“When you look at me, you see an old man,” an 80-year old man told a friend of mine at a wedding reception a few years ago. “But when I look in the mirror, I see the face of a 19-year-old.”
Then he scampered off to the dance floor.
The magic advice of Mr. Martini came floating back to me this week after a round of high-tech conferences. The nations of the world are clamoring to become the Silicon Valley of Green. China, Japan, South Korea, France, Finland, Denmark, the United Arab Emirates and many U.S. states have combed their universities for interesting intellectual property and created plans to woo investors and corporate partners.
Each touts sparkling industrial parks, high-ranking schools, tax holidays and enough laboratory and/or clean room real estate to pave Luxembourg twice over.
But what is often missing, and what can help seal the deal, is good ol’ fashioned salesmanship and a willingness to go the last mile. Andrew Chung of Lightspeed Venture Partners, for instance, told me how provincial officials in China hold celebrations for visiting dignitaries. CoalTek, a startup founded in Georgia and trialed in Kentucky and a Lightspeed portfolio company, has turned 100 percent of its orientation toward Mongolia.
Mississippi convinced four high-tech startups to open factories in its state last year. Financial incentives played a huge role. The state has given the companies -- Twin Creeks Technologies, Soladigm, Stion and Kior -- approximately $254 million in low-cost loans. Not loan guarantees like the DOE is giving out, but real loans: the state takes out bonds and hands them over without a markup to startups, according to Kathy Gelston, chief financial officer for the Mississippi Development Authority.
The ease of doing business in the state was also a key factor. If a company wants to speak to the department of revenue or secretary of state, they just have to make a few calls and a meeting is set, she said. The state doesn't even have a solar program.
Another company contemplating creating facilities in Ohio was greeted with a roundtable of the state’s business leaders. The state moved to the top of the list.
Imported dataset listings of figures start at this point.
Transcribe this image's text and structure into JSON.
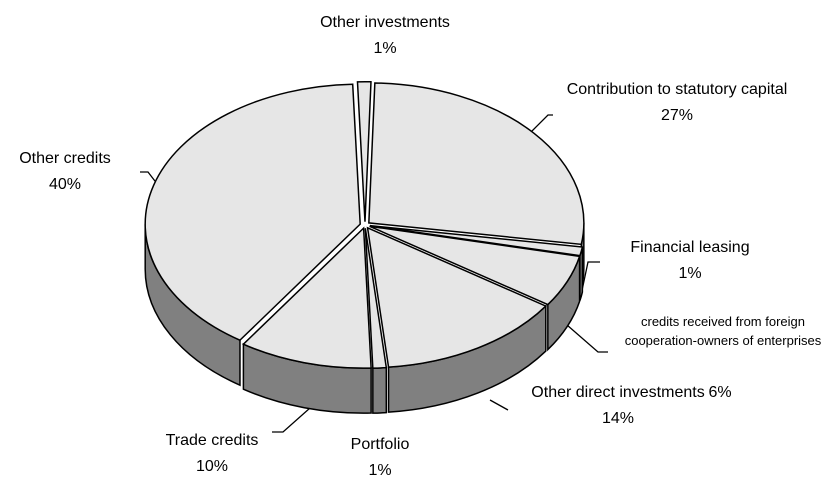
{
  "chart_data": {
    "type": "pie3d",
    "categories": [
      "Other investments",
      "Contribution to statutory capital",
      "Financial leasing",
      "credits received from foreign cooperation-owners of enterprises",
      "Other direct investments",
      "Portfolio",
      "Trade credits",
      "Other credits"
    ],
    "values": [
      1,
      27,
      1,
      6,
      14,
      1,
      10,
      40
    ],
    "value_labels": [
      "1%",
      "27%",
      "1%",
      "6%",
      "14%",
      "1%",
      "10%",
      "40%"
    ],
    "color": "#e6e6e6",
    "side_color": "#808080"
  }
}
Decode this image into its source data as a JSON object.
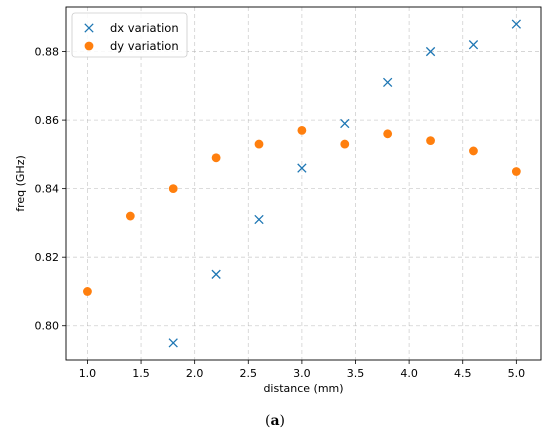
{
  "caption": {
    "open": "(",
    "letter": "a",
    "close": ")"
  },
  "chart_data": {
    "type": "scatter",
    "xlabel": "distance (mm)",
    "ylabel": "freq (GHz)",
    "xlim": [
      0.8,
      5.23
    ],
    "ylim": [
      0.79,
      0.893
    ],
    "xticks": [
      1.0,
      1.5,
      2.0,
      2.5,
      3.0,
      3.5,
      4.0,
      4.5,
      5.0
    ],
    "xtick_labels": [
      "1.0",
      "1.5",
      "2.0",
      "2.5",
      "3.0",
      "3.5",
      "4.0",
      "4.5",
      "5.0"
    ],
    "yticks": [
      0.8,
      0.82,
      0.84,
      0.86,
      0.88
    ],
    "ytick_labels": [
      "0.80",
      "0.82",
      "0.84",
      "0.86",
      "0.88"
    ],
    "grid": true,
    "legend_position": "top-left",
    "series": [
      {
        "name": "dx variation",
        "marker": "x",
        "color": "#1f77b4",
        "x": [
          1.8,
          2.2,
          2.6,
          3.0,
          3.4,
          3.8,
          4.2,
          4.6,
          5.0
        ],
        "y": [
          0.795,
          0.815,
          0.831,
          0.846,
          0.859,
          0.871,
          0.88,
          0.882,
          0.888
        ]
      },
      {
        "name": "dy variation",
        "marker": "circle",
        "color": "#ff7f0e",
        "x": [
          1.0,
          1.4,
          1.8,
          2.2,
          2.6,
          3.0,
          3.4,
          3.8,
          4.2,
          4.6,
          5.0
        ],
        "y": [
          0.81,
          0.832,
          0.84,
          0.849,
          0.853,
          0.857,
          0.853,
          0.856,
          0.854,
          0.851,
          0.845
        ]
      }
    ]
  }
}
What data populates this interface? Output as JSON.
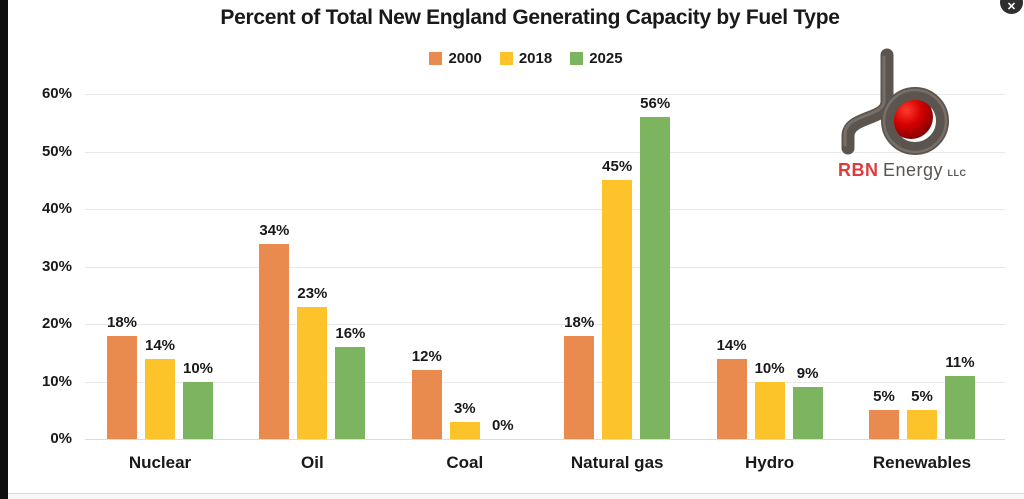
{
  "window": {
    "close_glyph": "✕"
  },
  "logo": {
    "brand_primary": "RBN",
    "brand_secondary": "Energy",
    "brand_suffix": "LLC",
    "colors": {
      "pipe": "#5b544f",
      "pipe_highlight": "#837b74",
      "ball_bright": "#ff3b2f",
      "ball_mid": "#d40000",
      "ball_dark": "#6e0000",
      "brand_primary": "#e03a3c",
      "brand_secondary": "#5a5550"
    }
  },
  "chart_data": {
    "type": "bar",
    "title": "Percent of Total New England Generating Capacity by Fuel Type",
    "categories": [
      "Nuclear",
      "Oil",
      "Coal",
      "Natural gas",
      "Hydro",
      "Renewables"
    ],
    "series": [
      {
        "name": "2000",
        "color": "#e98b4e",
        "values": [
          18,
          34,
          12,
          18,
          14,
          5
        ],
        "labels": [
          "18%",
          "34%",
          "12%",
          "18%",
          "14%",
          "5%"
        ]
      },
      {
        "name": "2018",
        "color": "#fdc32b",
        "values": [
          14,
          23,
          3,
          45,
          10,
          5
        ],
        "labels": [
          "14%",
          "23%",
          "3%",
          "45%",
          "10%",
          "5%"
        ]
      },
      {
        "name": "2025",
        "color": "#7cb45f",
        "values": [
          10,
          16,
          0,
          56,
          9,
          11
        ],
        "labels": [
          "10%",
          "16%",
          "0%",
          "56%",
          "9%",
          "11%"
        ]
      }
    ],
    "xlabel": "",
    "ylabel": "",
    "ylim": [
      0,
      60
    ],
    "ytick_labels": [
      "0%",
      "10%",
      "20%",
      "30%",
      "40%",
      "50%",
      "60%"
    ],
    "grid": true,
    "legend_position": "top-center"
  }
}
By contrast, Israel has been trying, but without much success, to persuade multinational pharmaceutical manufacturers to open labs. Israeli universities have a wealth of biotech talent and technology.
Back in the '80s, Israel convinced high-tech firms like Intel, Motorola and Nokia to open labs and development centers: but for the occasional Hebrew sign, the industrial park in Haifa is a spitting image of Great America Parkway in Santa Clara.
“The government regulations have become too tough,” said Dan Kaufman, Bengis Center for Entrepreneurship and High-Tech Management at Ben-Gurion University. “We have lost the flexibility to do tailor-made projects. [...] We were very innovative in the '80s.”
California, meanwhile, has a dismal reputation in this regard. Solopower, based in Silicon Valley, is going to Oregon. Bridgelux CEO Bill Watkins and Miasole CEO Joseph Laia have both said they would like to keep factories in the U.S. and even California. Drive down Walsh Road in Silicon Valley, says Laia, and look at all the empty offices.
But good luck getting action from the state’s business revitalization bureaus. With our action-figure governor gone, it will be even harder. Meanwhile, calls from overseas pour in on a regular basis.
Again, money talks, but salesmanship helps. Between two competing deals, it can become a factor. It can also in turn make a state bureaucracy more flexible and dynamic: once a deal is on the line, you’re more determined to land it. Self-imposed sclerosis: that’s the real problem facing California and Israel.
Contrary to conventional wisdom, the U.S. is not categorically at an economic disadvantage to China. Labor costs less in China, but automation is reducing that delta. 'Buy American' standards also give an incentive to build in the U.S. Labor and raw materials cost less in China, but increased automation and other factors can narrow the gap.
Technology geography is also not fixed. After World War II, Philadelphia was the epicenter of the U.S. computing industry and TV industry. Stanford -- under the direction of Fred Terman -- aggressively sought government grants and industry leaders. Persuading William Shockley to come here was the first step in a tip in the balance of power that has lead to Silicon Valley being a world icon.
This also -- and I don’t think I need to say this, but I will -- plays straight into American strengths. Let’s face it. We are not intellectuals. Almost all of our great scientists were born in other countries. Our science and math scores barely put us in the top ten percent of zoo animals.
But we excel at glad-handing. We gave the world Guy Fieri of the Food Network and Billy Mays. University mascots and corporate togetherness seminars! We are the steak house waiters of the world tossing a Caesar salad at tableside. Whenever I interview European or Asian companies, I will come across a self-deprecating, semi-off kilter exec who seems to revel in rocking the boat. Invariably, they were trained in America.
Just embrace it.
Granted, like innovation and high tech, we don’t have a monopoly on this. China has learned fast and the optimism is palpable. This is one of the few times in its 5,000-year-plus history when tomorrow will be better than today.
It won’t be easy. But I believe that you, my fellow Americans, can rise to the flesh-pressing challenge.